- All purpose flour/maida - 2 cups
- Semolina/sooji - 2 tsp
- vegetable Oil - 7 tbsp
- Green peas - 1 cup
- Dry Mango Powder/amchur powder - 1 tsp
- Dry coriander powder/dhaniya powder - 1/2 tsp
- Red chilli Powder - 1 tsp
- Turmeric Powder - 1/4 tsp
- Fennel Seeds/Saunf - 1 tsp
- Cumin Seeds - 1 tsp
- grated ginger - 1 tbsp
- Salt as per taste
- Vegetable oil for deep frying
Sift all purpose flour and add semolina, 6 tbsp oil and salt to taste in a mixing bowl. Mix it well. You will get bread crumb like mixture.
Add water little by little and form a soft dough and cover it with a damp muslin cloth and keep it aside for 20 minutes.

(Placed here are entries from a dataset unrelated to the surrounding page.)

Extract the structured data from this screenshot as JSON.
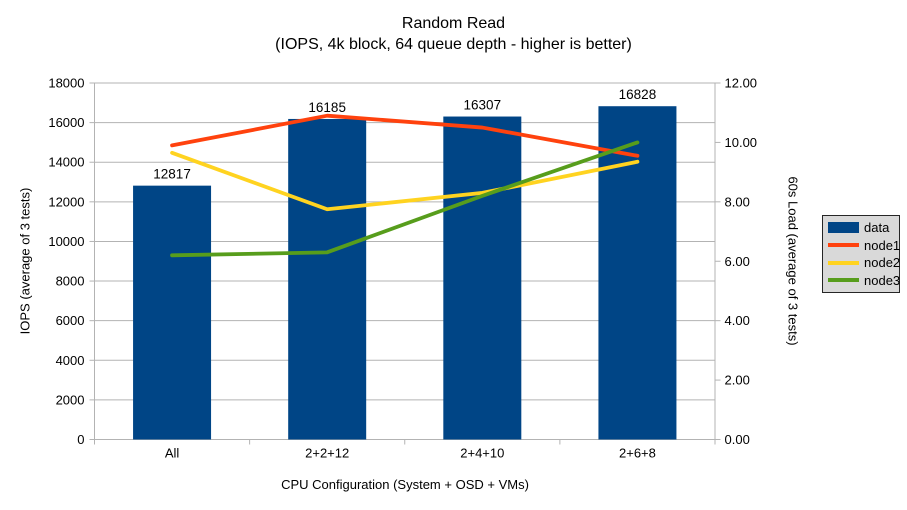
{
  "chart_data": {
    "type": "bar+line",
    "title": "Random Read",
    "subtitle": "(IOPS, 4k block, 64 queue depth - higher is better)",
    "categories": [
      "All",
      "2+2+12",
      "2+4+10",
      "2+6+8"
    ],
    "x_axis": {
      "label": "CPU Configuration (System + OSD + VMs)"
    },
    "left_axis": {
      "label": "IOPS (average of 3 tests)",
      "min": 0,
      "max": 18000,
      "step": 2000,
      "decimals": 0
    },
    "right_axis": {
      "label": "60s Load (average of 3 tests)",
      "min": 0,
      "max": 12,
      "step": 2,
      "decimals": 2
    },
    "bar_series": {
      "name": "data",
      "color": "#004586",
      "axis": "left",
      "values": [
        12817,
        16185,
        16307,
        16828
      ],
      "data_labels": [
        12817,
        16185,
        16307,
        16828
      ]
    },
    "line_series": [
      {
        "name": "node1",
        "color": "#FF420E",
        "axis": "right",
        "values": [
          9.9,
          10.9,
          10.5,
          9.55
        ]
      },
      {
        "name": "node2",
        "color": "#FFD320",
        "axis": "right",
        "values": [
          9.65,
          7.75,
          8.3,
          9.35
        ]
      },
      {
        "name": "node3",
        "color": "#579D1C",
        "axis": "right",
        "values": [
          6.2,
          6.3,
          8.2,
          10.0
        ]
      }
    ],
    "legend": {
      "position": "right",
      "background": "#D9D9D9",
      "entries": [
        {
          "label": "data",
          "swatch": "bar",
          "color": "#004586"
        },
        {
          "label": "node1",
          "swatch": "line",
          "color": "#FF420E"
        },
        {
          "label": "node2",
          "swatch": "line",
          "color": "#FFD320"
        },
        {
          "label": "node3",
          "swatch": "line",
          "color": "#579D1C"
        }
      ]
    },
    "grid": true,
    "colors": {
      "grid": "#B3B3B3",
      "axis": "#B3B3B3",
      "text": "#000000",
      "background": "#FFFFFF"
    }
  }
}
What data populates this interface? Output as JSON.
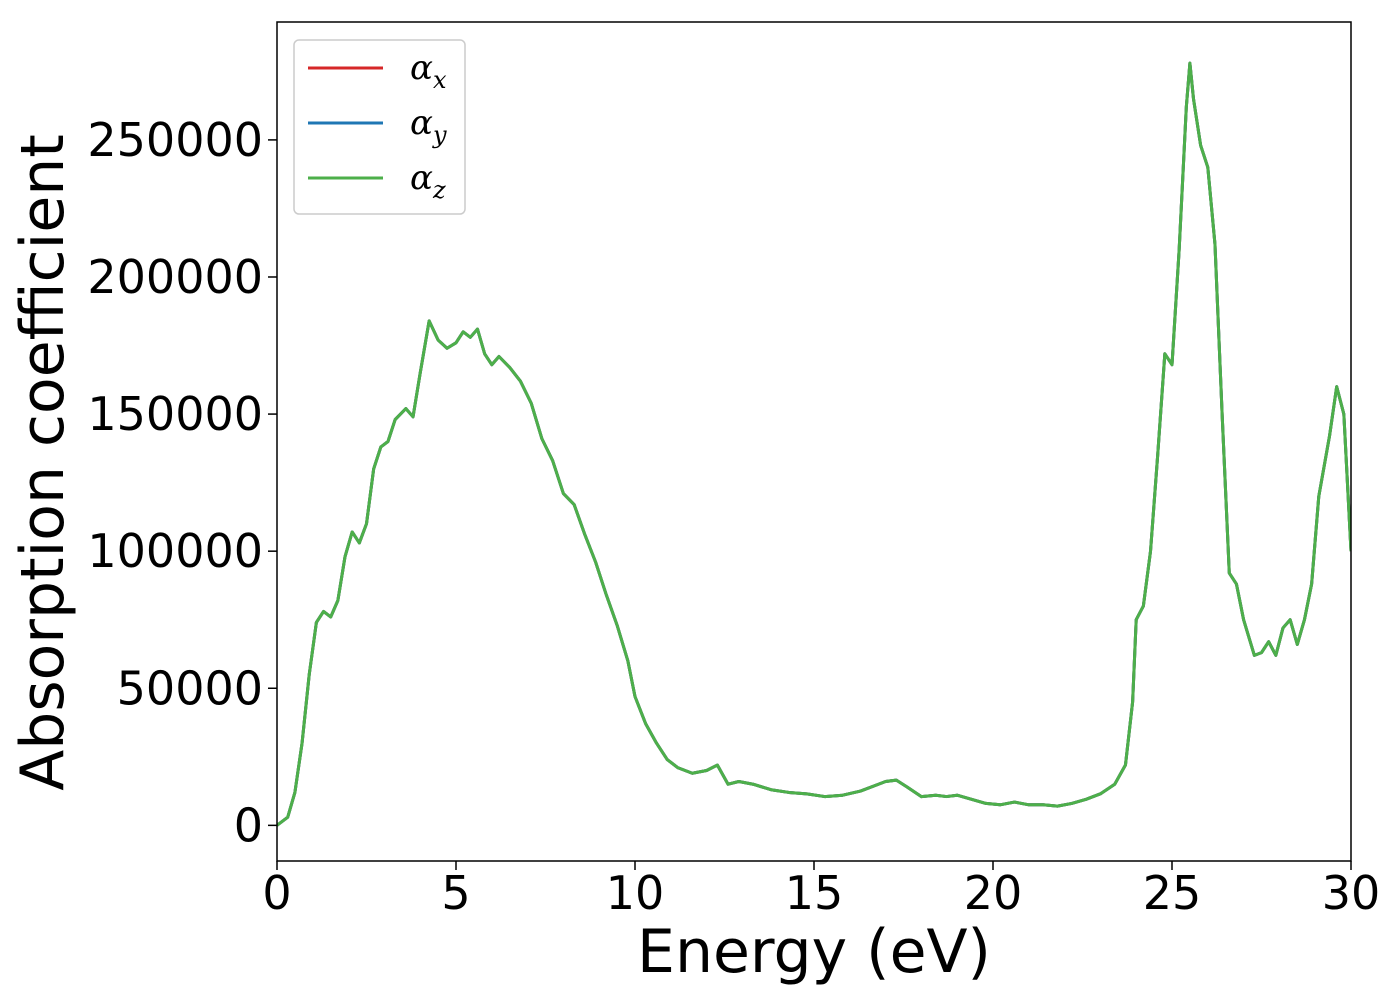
{
  "chart_data": {
    "type": "line",
    "title": "",
    "xlabel": "Energy (eV)",
    "ylabel": "Absorption coefficient",
    "xlim": [
      0,
      30
    ],
    "ylim": [
      -13000,
      293000
    ],
    "x_ticks": [
      0,
      5,
      10,
      15,
      20,
      25,
      30
    ],
    "y_ticks": [
      0,
      50000,
      100000,
      150000,
      200000,
      250000
    ],
    "x_tick_labels": [
      "0",
      "5",
      "10",
      "15",
      "20",
      "25",
      "30"
    ],
    "y_tick_labels": [
      "0",
      "50000",
      "100000",
      "150000",
      "200000",
      "250000"
    ],
    "grid": false,
    "legend_position": "top-left",
    "series": [
      {
        "name": "α",
        "subscript": "x",
        "color": "#d62728",
        "key": "alpha_x"
      },
      {
        "name": "α",
        "subscript": "y",
        "color": "#1f77b4",
        "key": "alpha_y"
      },
      {
        "name": "α",
        "subscript": "z",
        "color": "#4daf4a",
        "key": "alpha_z"
      }
    ],
    "note_values": "All three series coincide; shared values below",
    "x": [
      0,
      0.3,
      0.5,
      0.7,
      0.9,
      1.1,
      1.3,
      1.5,
      1.7,
      1.9,
      2.1,
      2.3,
      2.5,
      2.7,
      2.9,
      3.1,
      3.3,
      3.6,
      3.8,
      4.0,
      4.25,
      4.5,
      4.75,
      5.0,
      5.2,
      5.4,
      5.6,
      5.8,
      6.0,
      6.2,
      6.5,
      6.8,
      7.1,
      7.4,
      7.7,
      8.0,
      8.3,
      8.6,
      8.9,
      9.2,
      9.5,
      9.8,
      10.0,
      10.3,
      10.6,
      10.9,
      11.2,
      11.6,
      12.0,
      12.3,
      12.6,
      12.9,
      13.3,
      13.8,
      14.3,
      14.8,
      15.3,
      15.8,
      16.3,
      16.8,
      17.0,
      17.3,
      17.6,
      18.0,
      18.4,
      18.7,
      19.0,
      19.4,
      19.8,
      20.2,
      20.6,
      21.0,
      21.4,
      21.8,
      22.2,
      22.6,
      23.0,
      23.4,
      23.7,
      23.9,
      24.0,
      24.2,
      24.4,
      24.6,
      24.8,
      25.0,
      25.2,
      25.4,
      25.5,
      25.6,
      25.8,
      26.0,
      26.2,
      26.4,
      26.6,
      26.8,
      27.0,
      27.3,
      27.5,
      27.7,
      27.9,
      28.1,
      28.3,
      28.5,
      28.7,
      28.9,
      29.1,
      29.4,
      29.6,
      29.8,
      30.0
    ],
    "y": [
      0,
      3000,
      12000,
      30000,
      55000,
      74000,
      78000,
      76000,
      82000,
      98000,
      107000,
      103000,
      110000,
      130000,
      138000,
      140000,
      148000,
      152000,
      149000,
      165000,
      184000,
      177000,
      174000,
      176000,
      180000,
      178000,
      181000,
      172000,
      168000,
      171000,
      167000,
      162000,
      154000,
      141000,
      133000,
      121000,
      117000,
      106000,
      96000,
      84000,
      73000,
      60000,
      47000,
      37000,
      30000,
      24000,
      21000,
      19000,
      20000,
      22000,
      15000,
      16000,
      15000,
      13000,
      12000,
      11500,
      10500,
      11000,
      12500,
      15000,
      16000,
      16500,
      14000,
      10500,
      11000,
      10500,
      11000,
      9500,
      8000,
      7500,
      8500,
      7500,
      7500,
      7000,
      8000,
      9500,
      11500,
      15000,
      22000,
      45000,
      75000,
      80000,
      100000,
      135000,
      172000,
      168000,
      210000,
      262000,
      278000,
      265000,
      248000,
      240000,
      212000,
      150000,
      92000,
      88000,
      75000,
      62000,
      63000,
      67000,
      62000,
      72000,
      75000,
      66000,
      75000,
      88000,
      120000,
      142000,
      160000,
      150000,
      100000
    ]
  }
}
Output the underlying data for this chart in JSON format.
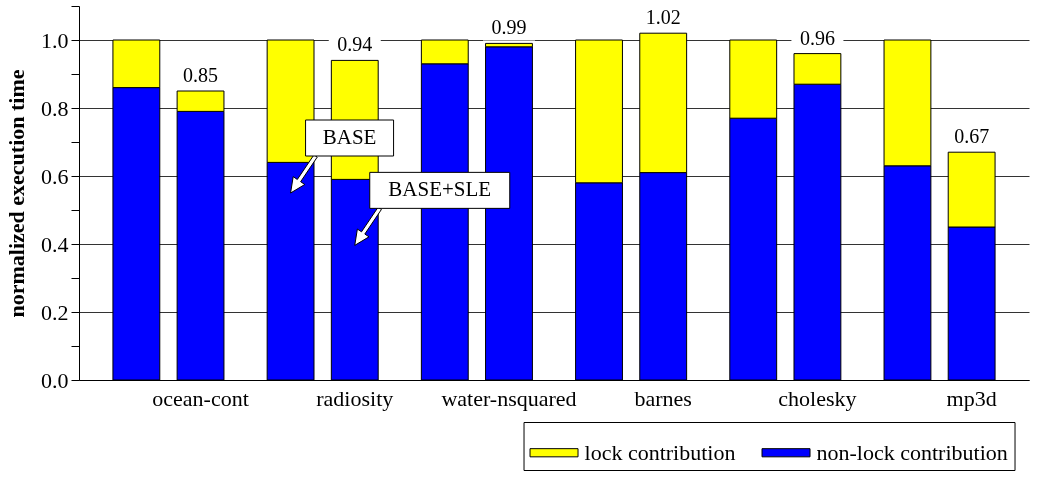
{
  "chart_data": {
    "type": "bar",
    "stacked": true,
    "categories": [
      null,
      "ocean-cont",
      null,
      "radiosity",
      null,
      "water-nsquared",
      null,
      "barnes",
      null,
      "cholesky",
      null,
      "mp3d"
    ],
    "series": [
      {
        "name": "non-lock contribution",
        "color": "#0000ff",
        "values": [
          0.86,
          0.79,
          0.64,
          0.59,
          0.93,
          0.98,
          0.58,
          0.61,
          0.77,
          0.87,
          0.63,
          0.45
        ]
      },
      {
        "name": "lock contribution",
        "color": "#ffff00",
        "values": [
          0.14,
          0.06,
          0.36,
          0.35,
          0.07,
          0.01,
          0.42,
          0.41,
          0.23,
          0.09,
          0.37,
          0.22
        ]
      }
    ],
    "totals": [
      null,
      "0.85",
      null,
      "0.94",
      null,
      "0.99",
      null,
      "1.02",
      null,
      "0.96",
      null,
      "0.67"
    ],
    "ylabel": "normalized execution time",
    "ylim": [
      0,
      1.1
    ],
    "yticks": [
      {
        "value": 0,
        "label": "0.0"
      },
      {
        "value": 0.1,
        "label": null
      },
      0.2,
      {
        "value": 0.3,
        "label": null
      },
      0.4,
      {
        "value": 0.5,
        "label": null
      },
      0.6,
      {
        "value": 0.7,
        "label": null
      },
      0.8,
      {
        "value": 0.9,
        "label": null
      },
      {
        "value": 1,
        "label": "1.0"
      },
      {
        "value": 1.1,
        "label": null
      }
    ],
    "grid": "y",
    "legend": "bottom right",
    "annotations": [
      "BASE",
      "BASE+SLE"
    ]
  }
}
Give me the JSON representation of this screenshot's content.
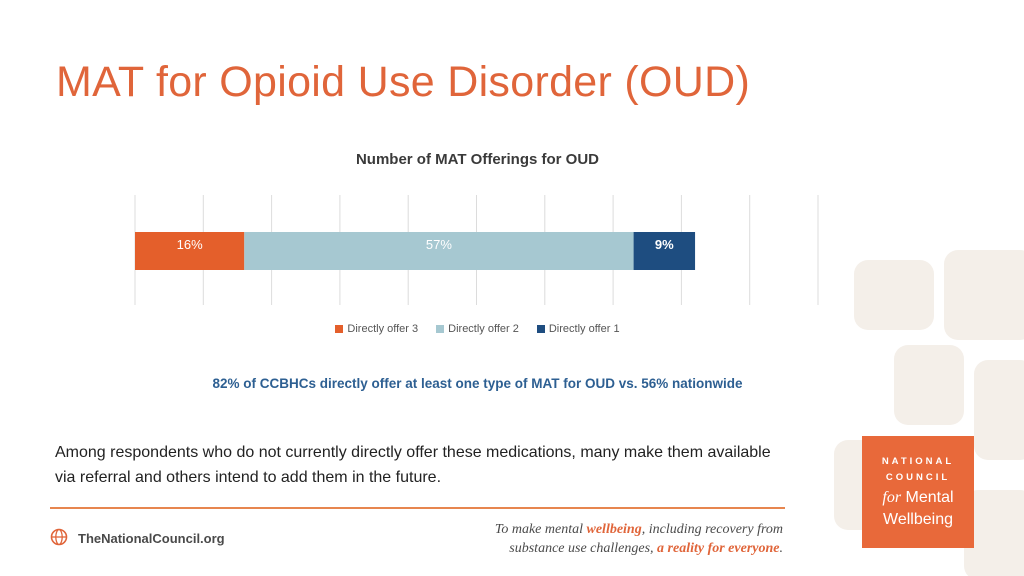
{
  "slide": {
    "title": "MAT for Opioid Use Disorder (OUD)",
    "body_text": "Among respondents who do not currently directly offer these medications, many make them available via referral and others intend to add them in the future."
  },
  "chart_data": {
    "type": "bar",
    "orientation": "horizontal",
    "stacked": true,
    "title": "Number of MAT Offerings for OUD",
    "xlabel": "",
    "ylabel": "",
    "xlim": [
      0,
      100
    ],
    "grid": true,
    "legend_position": "bottom",
    "series": [
      {
        "name": "Directly offer 3",
        "values": [
          16
        ],
        "label": "16%",
        "color": "#e45f2b"
      },
      {
        "name": "Directly offer 2",
        "values": [
          57
        ],
        "label": "57%",
        "color": "#a6c8d1"
      },
      {
        "name": "Directly offer 1",
        "values": [
          9
        ],
        "label": "9%",
        "color": "#1e4d80"
      }
    ]
  },
  "note": "82% of CCBHCs directly offer at least one type of MAT for OUD vs. 56% nationwide",
  "footer": {
    "website": "TheNationalCouncil.org",
    "tagline_part1": "To make mental ",
    "tagline_accent1": "wellbeing",
    "tagline_part2": ", including recovery from",
    "tagline_part3": "substance use challenges, ",
    "tagline_accent2": "a reality for everyone",
    "tagline_end": "."
  },
  "logo": {
    "line1": "NATIONAL",
    "line2": "COUNCIL",
    "line3_for": "for",
    "line3_rest": " Mental",
    "line4": "Wellbeing"
  },
  "colors": {
    "accent": "#e0653a",
    "note_blue": "#2d5f92"
  },
  "icons": {
    "footer": "globe-icon"
  }
}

Boil the peas in some water till they are soft and cooked. Strain the water and mash them coarsely.
Add 1 tbsp oil and cumin seeds in a frying pan and when cumin seeds crackle, add ginger and fennel seeds and saute for few seconds. Add the boiled peas, turmeric powder, amchur powder, coriander powder, red chili powder, salt, and mix it well for few minutes on low flame. Transfer the content in a bowl and keep it aside.
Make equal sized balls from the dough. Roll it in a round shape using rolling pin and add some of the stuffing in the center. Bring all the edges together and close it. Roll it carefully again to flatten it without breaking it and press on the center.
Heat oil in a pan and drop a small piece of dough to the oil. If it comes immediately to the surface, then oil is ready for frying. Fry the kachoris on medium flame till they become golden on both sides and crispy.
Deep fry the kachoris in low to medium flame so that it gets cooked well.